This lasagne is something I make quite often, in particular when I have vegetables such as spinach, zucchini or kale that are beginning to look a little tired. There are so many vegetables you can use in this recipe – broccoli, cauliflower, eggplant, mushrooms, even peas – whatever takes your fancy, is easy to layer and pairs well with tomato and cheese.
It’s a fun and creative dish to make, keeps well for days, reheats really well and freezes really well. You also don’t have to add lasagne sheets, if you prefer a vegetable bake just omit the lasagne sheets and layer as guided below.
You will need:
- A lasagne pan (this can be a glass baking dish, cake tin, or ceramic pot)
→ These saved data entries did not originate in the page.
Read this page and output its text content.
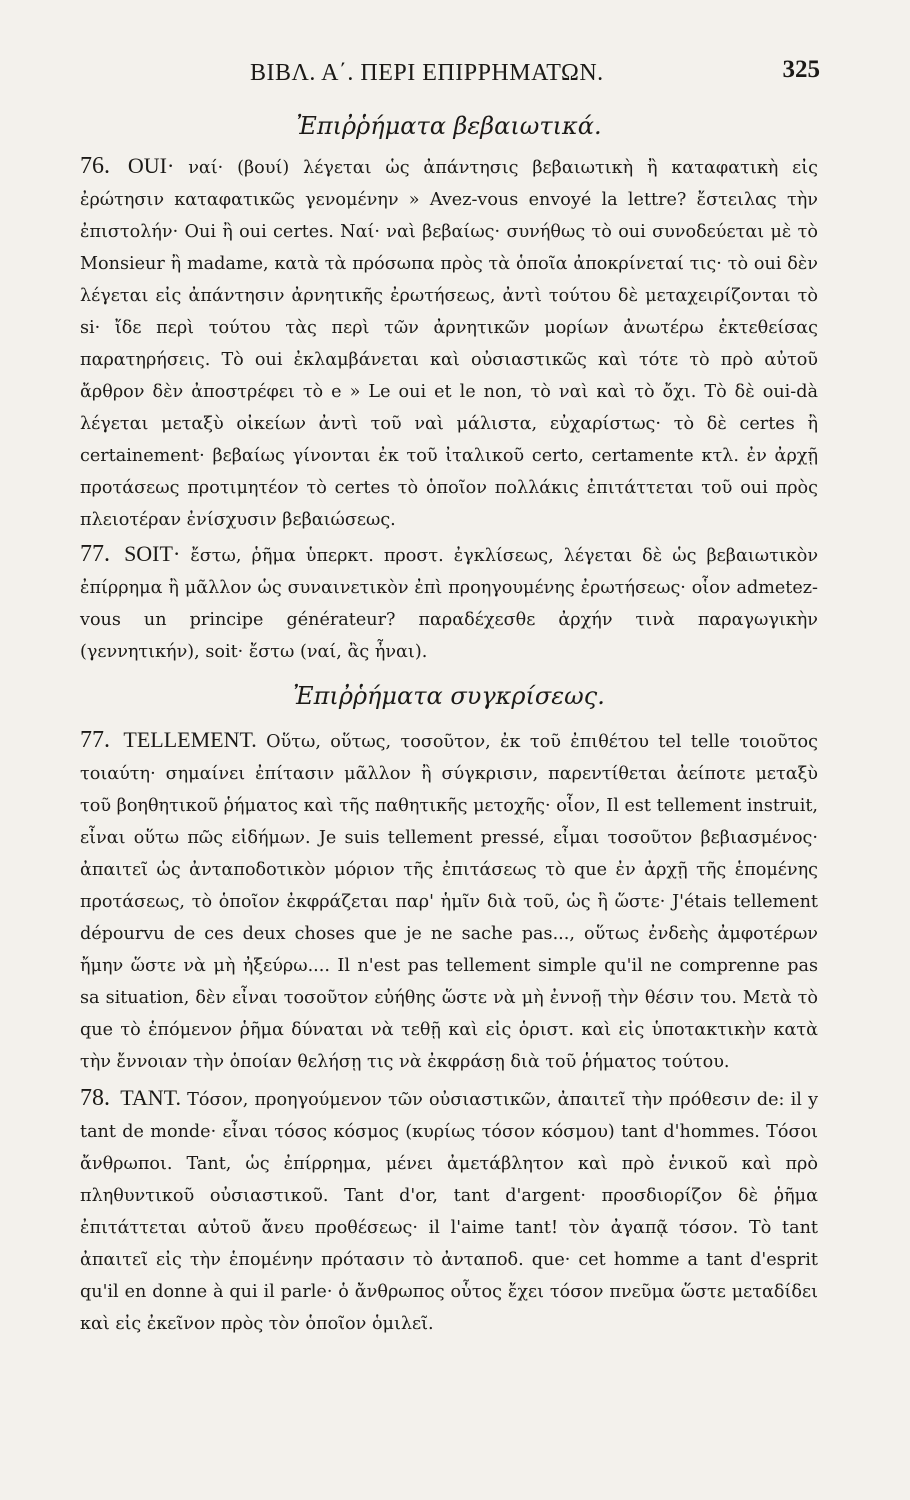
ΒΙΒΛ. Α΄. ΠΕΡΙ ΕΠΙΡΡΗΜΑΤΩΝ.	325
Ἐπιῤῥήματα βεβαιωτικά.

76. OUI· ναί· (βουί) λέγεται ὡς ἀπάντησις βεβαιωτικὴ ἢ καταφατικὴ εἰς ἐρώτησιν καταφατικῶς γενομένην » Avez-vous envoyé la lettre? ἔστειλας τὴν ἐπιστολήν· Oui ἢ oui certes. Ναί· ναὶ βεβαίως· συνήθως τὸ oui συνοδεύεται μὲ τὸ Monsieur ἢ madame, κατὰ τὰ πρόσωπα πρὸς τὰ ὁποῖα ἀποκρίνεταί τις· τὸ oui δὲν λέγεται εἰς ἀπάντησιν ἀρνητικῆς ἐρωτήσεως, ἀντὶ τούτου δὲ μεταχειρίζονται τὸ si· ἴδε περὶ τούτου τὰς περὶ τῶν ἀρνητικῶν μορίων ἀνωτέρω ἐκτεθείσας παρατηρήσεις. Τὸ oui ἐκλαμβάνεται καὶ οὐσιαστικῶς καὶ τότε τὸ πρὸ αὐτοῦ ἄρθρον δὲν ἀποστρέφει τὸ e » Le oui et le non, τὸ ναὶ καὶ τὸ ὄχι. Τὸ δὲ oui-dà λέγεται μεταξὺ οἰκείων ἀντὶ τοῦ ναὶ μάλιστα, εὐχαρίστως· τὸ δὲ certes ἢ certainement· βεβαίως γίνονται ἐκ τοῦ ἰταλικοῦ certo, certamente κτλ. ἐν ἀρχῇ προτάσεως προτιμητέον τὸ certes τὸ ὁποῖον πολλάκις ἐπιτάττεται τοῦ oui πρὸς πλειοτέραν ἐνίσχυσιν βεβαιώσεως.

77. SOIT· ἔστω, ῥῆμα ὑπερκτ. προστ. ἐγκλίσεως, λέγεται δὲ ὡς βεβαιωτικὸν ἐπίρρημα ἢ μᾶλλον ὡς συναινετικὸν ἐπὶ προηγουμένης ἐρωτήσεως· οἷον admetez-vous un principe générateur? παραδέχεσθε ἀρχήν τινὰ παραγωγικὴν (γεννητικήν), soit· ἔστω (ναί, ἂς ἦναι).

Ἐπιῤῥήματα συγκρίσεως.

77. TELLEMENT. Οὕτω, οὕτως, τοσοῦτον, ἐκ τοῦ ἐπιθέτου tel telle τοιοῦτος τοιαύτη· σημαίνει ἐπίτασιν μᾶλλον ἢ σύγκρισιν, παρεντίθεται ἀείποτε μεταξὺ τοῦ βοηθητικοῦ ῥήματος καὶ τῆς παθητικῆς μετοχῆς· οἷον, Il est tellement instruit, εἶναι οὕτω πῶς εἰδήμων. Je suis tellement pressé, εἶμαι τοσοῦτον βεβιασμένος· ἀπαιτεῖ ὡς ἀνταποδοτικὸν μόριον τῆς ἐπιτάσεως τὸ que ἐν ἀρχῇ τῆς ἑπομένης προτάσεως, τὸ ὁποῖον ἐκφράζεται παρ' ἡμῖν διὰ τοῦ, ὡς ἢ ὥστε· J'étais tellement dépourvu de ces deux choses que je ne sache pas..., οὕτως ἐνδεὴς ἀμφοτέρων ἤμην ὥστε νὰ μὴ ἠξεύρω.... Il n'est pas tellement simple qu'il ne comprenne pas sa situation, δὲν εἶναι τοσοῦτον εὐήθης ὥστε νὰ μὴ ἐννοῇ τὴν θέσιν του. Μετὰ τὸ que τὸ ἑπόμενον ῥῆμα δύναται νὰ τεθῇ καὶ εἰς ὁριστ. καὶ εἰς ὑποτακτικὴν κατὰ τὴν ἔννοιαν τὴν ὁποίαν θελήσῃ τις νὰ ἐκφράσῃ διὰ τοῦ ῥήματος τούτου.

78. TANT. Τόσον, προηγούμενον τῶν οὐσιαστικῶν, ἀπαιτεῖ τὴν πρόθεσιν de: il y tant de monde· εἶναι τόσος κόσμος (κυρίως τόσον κόσμου) tant d'hommes. Τόσοι ἄνθρωποι. Tant, ὡς ἐπίρρημα, μένει ἀμετάβλητον καὶ πρὸ ἑνικοῦ καὶ πρὸ πληθυντικοῦ οὐσιαστικοῦ. Tant d'or, tant d'argent· προσδιορίζον δὲ ῥῆμα ἐπιτάττεται αὐτοῦ ἄνευ προθέσεως· il l'aime tant! τὸν ἀγαπᾷ τόσον. Τὸ tant ἀπαιτεῖ εἰς τὴν ἑπομένην πρότασιν τὸ ἀνταποδ. que· cet homme a tant d'esprit qu'il en donne à qui il parle· ὁ ἄνθρωπος οὗτος ἔχει τόσον πνεῦμα ὥστε μεταδίδει καὶ εἰς ἐκεῖνον πρὸς τὸν ὁποῖον ὁμιλεῖ.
- Lasagne sheets (dry instant sheets are great, but fresh sheets are beautiful and quicker to cook, regular wheat pasta sheets or GF sheets both work well)
For the sauce
- 2 x tinned chopped tomatoes
- 2-3 cloves of garlic
- Salt and pepper
- A handful of fresh parsley and or basil leaves, chopped roughly (if you don’t have fresh you can add a little dried herbs, mixed herbs and oregano are nice)
Veggies to layer (below are my favourite to use)
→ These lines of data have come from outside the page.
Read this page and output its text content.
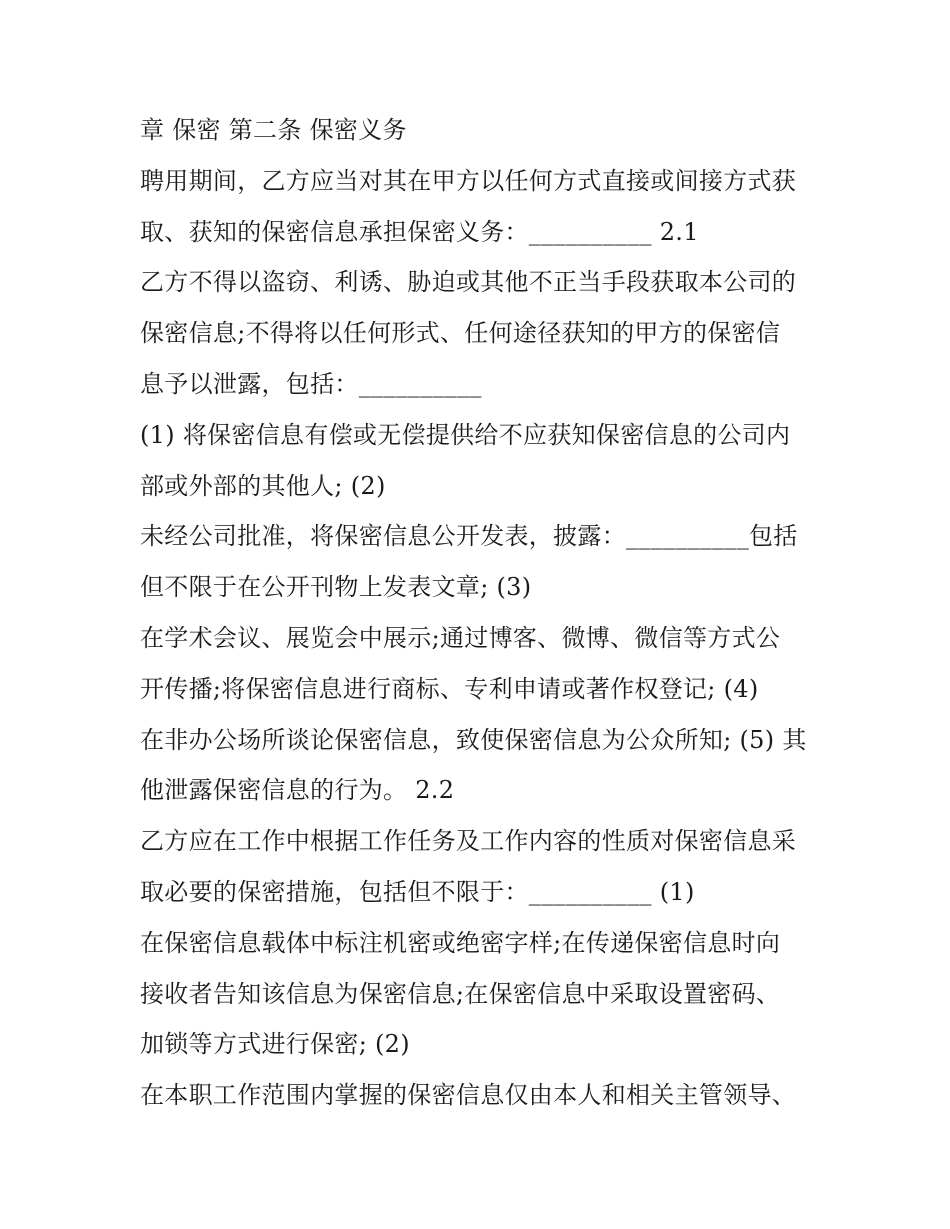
章 保密 第二条 保密义务
聘用期间，乙方应当对其在甲方以任何方式直接或间接方式获
取、获知的保密信息承担保密义务：__________ 2.1
乙方不得以盗窃、利诱、胁迫或其他不正当手段获取本公司的
保密信息;不得将以任何形式、任何途径获知的甲方的保密信
息予以泄露，包括：__________
(1) 将保密信息有偿或无偿提供给不应获知保密信息的公司内
部或外部的其他人; (2)
未经公司批准，将保密信息公开发表，披露：__________包括
但不限于在公开刊物上发表文章; (3)
在学术会议、展览会中展示;通过博客、微博、微信等方式公
开传播;将保密信息进行商标、专利申请或著作权登记; (4)
在非办公场所谈论保密信息，致使保密信息为公众所知; (5) 其
他泄露保密信息的行为。 2.2
乙方应在工作中根据工作任务及工作内容的性质对保密信息采
取必要的保密措施，包括但不限于：__________ (1)
在保密信息载体中标注机密或绝密字样;在传递保密信息时向
接收者告知该信息为保密信息;在保密信息中采取设置密码、
加锁等方式进行保密; (2)
在本职工作范围内掌握的保密信息仅由本人和相关主管领导、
- 1 x zucchini, sliced thinly lengthways or in circles
- 1/2 bunch of spinach or silverbeet, washed and chopped
- 1 large eggplant, sliced
- ~ 1/4 of a small Jap pumpkin, sliced (you can leave the skin on)
(Note: if adding broccoli, cauliflower, peas or capsicum you don’t have to pre-cook these I just suggest defrosting peas if using frozen before adding)
- Grated mozzarella
- Optional – fresh or smooth ricotta (adding ricotta too makes this lasagne particularly delish, you don’t need it but I’d suggest trying it one time! If using all cheese, I layer a few dollops of ricotta, then some mozzarella, then a few fresh basil leaves on top of each layer of tomato sauce, then on the very top layer I add a little ricotta, more mozzarella and grated parmesan)
Other optional recommended ingredients
- Walnuts and or pumpkin seeds or pine nuts – add to a few few layers for a lovely crunch or add on top when serving
- Red lentils – add to the tomato sauce and simmer until just cooked, this makes this dish more hearty and adds wonderful protein
- Roast the pumpkin with thyme or rosemary for extra flavour
- A splash of red wine to the sauce when simmering – this richens the flavour
Firstly, preheat oven to 180 degrees Celsius. Then prepare vegetables that need to a cooking first – the eggplant, pumpkin and spinach. Pumpkin takes the longest so slice this firstly , lay out on baby paper on a pan (with a little salt and pepper if you like) and roast until golden, soft and caramelised. While the pumpkin is cooking I slice the eggplant and pan fry in a non-stick fry pan (without any oil) on both sides until all pieces are a little browned. You can also pre-cook eggplant by roasting or grilling in a pan, on baking paper. The spinach leaves just needs to be washed, cut up and steamed. I tend to remove the stems too, but if using silverbeet I steam and use the stems as they’re lovely and sweet.
Once the eggplant and spinach is done, set aside and make the tomato sauce. In a pan or sauce pan add a dash of olive oil, chopped garlic and fry just a little then add tinned tomatoes, salt and pepper and allow to simmer, stirring occasionally, add herbs and stir. Allow it to simmer until the pumpkin is cooked. The sauce should thicken a little but not be too think as you want enough moisture for the lasagne sheets to cook in.
Then, take your dish, and start layering! Firstly add some sauce at the bottom of the dish, then pasta sheets. Then layer veggies, then sauce, then cheese and a few basil leaves, then start with the sheets again, and so on. Sometimes I’ll layer all the veggies together and sometimes I’ll layer them separately, its up to you. I tend to use mozzarella in the lasagne (and of course sometimes ricotta too) and just add parmesan on the very top to create an especially golden, taste crispy top. If the sauce is quite thick and there’s no liquid in the pan at all I tend to add a little water to the pan before baking.
Once you’ve filled your dish, bake for approximately 30mins then check to see if your pasta sheets have cooked. If using fresh sheets this should be long enough but if not you may need to bake for longer (it often depends on how much liquid is in the pan, it can help to put foil on top of the lasagne initially just for a bit, to ensure the pasta has enough liquid to cook in, then remove foil to allow the top to brown).
I love to serve lasagne with a leafy green salad and crusty bread. And as pictured above, if there’s only a little bit left the next night I tend to add a side of spaghetti and top with parmesan and fresh herbs. A meal that warms the soul.